All of these followed a late August crash where Katie L. Summers, 28, is accused of driving away after killing Leonel Z. Birrueta at the intersection of Clearwater Avenue and Edison Street.
These are only the most dramatic crashes in Pasco, Richland and Kennewick this year.
Most were just crashes that left behind dented cars, busted fences or damaged light poles — and were also a hit to bank accounts.
How bad is it?
All three cities had more hit-and-runs by the middle of September than from the same time in 2017.
Richland had the biggest increase with 39 more reports, a 41 percent jump from the previous year to 133.
Kennewick is up 12 incidents to 350, with much of it’s total attributed to the city’s busy shopping areas.
Pasco officers responded to 15 more hit-and-run incidents, 85 for the year.
Pasco Officer Jeff Cobb works with the city’s traffic unit. He attributed some of the jump to simply having more drivers on the road.
The Mid-Columbia population grew by 6,500 last year and is closing fast on 300,000.
The increase of hit-and-run incidents might also be part of a trend across the country, according to AAA. The organization’s foundation for traffic safety released a report earlier this year saying fatal hit-and-run crashes reached an all-time high in 2016.
“Our analysis shows that hit-and-run crashes are a growing traffic safety challenge,” said David Yang, the executive director of the foundation.
Drivers are legally required to stop if they hit someone, but Cobb said there’s reasons they might drive away.
“People are scared and they don’t know what to do,” Cobb said. “It could be that you’re a suspended driver or you have warrants .... or there is some other reason that they don’t want law enforcement contact.”
Here’s what you can do
Officers tell people to be good witnesses if they’re hit. Get all the information you can without risking yourself.

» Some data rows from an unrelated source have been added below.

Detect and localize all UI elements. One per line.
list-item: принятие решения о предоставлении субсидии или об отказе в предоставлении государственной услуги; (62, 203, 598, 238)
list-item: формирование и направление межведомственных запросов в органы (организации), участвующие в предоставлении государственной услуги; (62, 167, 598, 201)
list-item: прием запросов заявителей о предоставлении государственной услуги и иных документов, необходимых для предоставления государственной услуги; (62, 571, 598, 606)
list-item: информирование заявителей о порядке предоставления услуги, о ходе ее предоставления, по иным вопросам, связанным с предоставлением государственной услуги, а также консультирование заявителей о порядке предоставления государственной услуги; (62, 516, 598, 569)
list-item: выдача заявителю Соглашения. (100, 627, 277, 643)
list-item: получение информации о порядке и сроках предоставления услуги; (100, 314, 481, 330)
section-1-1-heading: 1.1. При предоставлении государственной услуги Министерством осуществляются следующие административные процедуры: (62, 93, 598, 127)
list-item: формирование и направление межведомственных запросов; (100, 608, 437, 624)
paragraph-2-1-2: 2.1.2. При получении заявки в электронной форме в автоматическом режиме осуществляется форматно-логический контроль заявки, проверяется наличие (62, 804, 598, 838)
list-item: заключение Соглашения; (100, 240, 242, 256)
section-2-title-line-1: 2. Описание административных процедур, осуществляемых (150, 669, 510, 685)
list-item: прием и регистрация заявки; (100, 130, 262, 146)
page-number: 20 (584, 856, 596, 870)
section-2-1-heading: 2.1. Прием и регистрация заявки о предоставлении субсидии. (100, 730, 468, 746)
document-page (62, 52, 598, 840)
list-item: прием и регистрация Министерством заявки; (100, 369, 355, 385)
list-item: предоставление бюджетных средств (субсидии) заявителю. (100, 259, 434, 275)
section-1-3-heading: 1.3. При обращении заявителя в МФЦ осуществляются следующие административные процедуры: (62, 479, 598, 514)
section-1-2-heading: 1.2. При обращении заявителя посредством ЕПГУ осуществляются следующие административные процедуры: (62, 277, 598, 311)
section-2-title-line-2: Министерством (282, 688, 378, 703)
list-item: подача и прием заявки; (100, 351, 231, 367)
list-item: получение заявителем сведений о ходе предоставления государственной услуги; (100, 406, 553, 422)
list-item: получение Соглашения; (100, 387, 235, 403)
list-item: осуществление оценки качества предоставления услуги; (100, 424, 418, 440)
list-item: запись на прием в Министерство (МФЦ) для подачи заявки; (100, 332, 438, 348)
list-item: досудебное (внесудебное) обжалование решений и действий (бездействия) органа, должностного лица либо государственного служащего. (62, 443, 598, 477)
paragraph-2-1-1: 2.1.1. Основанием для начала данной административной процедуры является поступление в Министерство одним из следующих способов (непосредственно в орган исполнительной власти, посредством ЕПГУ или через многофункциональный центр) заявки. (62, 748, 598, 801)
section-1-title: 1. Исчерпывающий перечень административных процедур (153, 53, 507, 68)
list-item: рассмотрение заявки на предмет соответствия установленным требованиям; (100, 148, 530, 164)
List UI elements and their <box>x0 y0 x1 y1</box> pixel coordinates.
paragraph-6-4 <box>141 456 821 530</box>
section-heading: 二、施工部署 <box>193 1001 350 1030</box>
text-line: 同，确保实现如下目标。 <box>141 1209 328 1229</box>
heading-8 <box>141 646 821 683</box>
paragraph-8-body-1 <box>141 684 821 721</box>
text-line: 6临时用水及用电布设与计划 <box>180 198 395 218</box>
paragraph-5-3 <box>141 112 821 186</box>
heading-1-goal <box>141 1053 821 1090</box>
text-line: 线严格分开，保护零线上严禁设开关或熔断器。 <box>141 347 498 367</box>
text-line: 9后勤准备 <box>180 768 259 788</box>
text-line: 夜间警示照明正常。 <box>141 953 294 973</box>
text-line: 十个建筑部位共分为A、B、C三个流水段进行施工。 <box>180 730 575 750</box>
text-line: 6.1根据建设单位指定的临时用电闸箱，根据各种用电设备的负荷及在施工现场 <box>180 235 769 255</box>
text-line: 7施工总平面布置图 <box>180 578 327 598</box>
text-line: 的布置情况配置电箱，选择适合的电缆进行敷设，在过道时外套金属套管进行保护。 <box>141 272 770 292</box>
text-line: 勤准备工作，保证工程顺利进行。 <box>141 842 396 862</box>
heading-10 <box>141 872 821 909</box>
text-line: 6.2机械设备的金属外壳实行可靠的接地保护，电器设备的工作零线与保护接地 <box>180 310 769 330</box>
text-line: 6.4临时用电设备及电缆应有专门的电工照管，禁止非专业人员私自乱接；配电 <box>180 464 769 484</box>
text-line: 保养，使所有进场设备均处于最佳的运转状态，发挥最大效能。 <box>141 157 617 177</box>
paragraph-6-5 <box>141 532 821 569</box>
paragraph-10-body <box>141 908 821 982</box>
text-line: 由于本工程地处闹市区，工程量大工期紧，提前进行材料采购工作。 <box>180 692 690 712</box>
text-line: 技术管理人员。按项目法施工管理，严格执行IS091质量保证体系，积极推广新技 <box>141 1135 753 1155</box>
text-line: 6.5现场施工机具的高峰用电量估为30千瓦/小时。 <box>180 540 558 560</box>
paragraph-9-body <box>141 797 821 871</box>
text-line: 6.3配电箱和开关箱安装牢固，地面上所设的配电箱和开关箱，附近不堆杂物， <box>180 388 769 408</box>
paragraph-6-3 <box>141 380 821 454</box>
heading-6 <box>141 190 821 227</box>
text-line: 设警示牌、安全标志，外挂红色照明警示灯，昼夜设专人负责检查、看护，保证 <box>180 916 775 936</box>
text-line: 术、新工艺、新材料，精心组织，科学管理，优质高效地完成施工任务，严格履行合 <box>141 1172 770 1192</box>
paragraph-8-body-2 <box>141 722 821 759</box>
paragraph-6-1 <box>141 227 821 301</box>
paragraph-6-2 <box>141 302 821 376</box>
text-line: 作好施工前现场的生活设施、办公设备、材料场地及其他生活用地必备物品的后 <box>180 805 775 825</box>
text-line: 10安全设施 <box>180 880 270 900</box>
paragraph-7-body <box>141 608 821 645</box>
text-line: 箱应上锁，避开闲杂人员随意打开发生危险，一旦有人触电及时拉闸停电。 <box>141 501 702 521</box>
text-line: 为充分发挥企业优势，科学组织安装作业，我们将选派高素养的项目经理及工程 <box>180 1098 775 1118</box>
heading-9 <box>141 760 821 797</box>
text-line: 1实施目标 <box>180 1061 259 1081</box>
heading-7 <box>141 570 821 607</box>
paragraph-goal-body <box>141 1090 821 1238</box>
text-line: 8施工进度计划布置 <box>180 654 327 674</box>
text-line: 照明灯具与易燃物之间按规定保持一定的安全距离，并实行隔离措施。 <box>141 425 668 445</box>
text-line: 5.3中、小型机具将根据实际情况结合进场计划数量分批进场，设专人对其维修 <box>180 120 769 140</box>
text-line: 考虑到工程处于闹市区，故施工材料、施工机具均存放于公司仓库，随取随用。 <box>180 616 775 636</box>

Kennewick police Sgt. Aaron Clem said these things help police:
- Make, model and color of the other car.
- Unique things like decals, crash damage, stripes, so on.
- Which way it fled the scene.
- As much of the license plate as you can get.
“We don’t want people to chase hit-and-run suspects around,” Clem said. “That causes undue risk for everyone involved.”
Police across the Tri-Cities said a little bit of caution can be the best defense.
Don’t rush, and be aware of your surroundings. Give yourself time to get where you’re going, and be aware of what other drivers are doing.
“People need to slow down,” Cobb said. “Don’t just check your mirror. Check your blind spot.”
The most serious crashes happen at night, police told the Herald, and they tend to involve a car hitting a person walking or bicycling.
AAA said pedestrians, especially children, may act unpredictably. Drivers should be extra careful around playgrounds, bus stops and intersections where kids tend to be.
Drivers also should give people plenty of room when passing them on the street, AAA said.
Above all, though, drivers have a moral duty to stick around after the crash — and penalties increase if you drive away.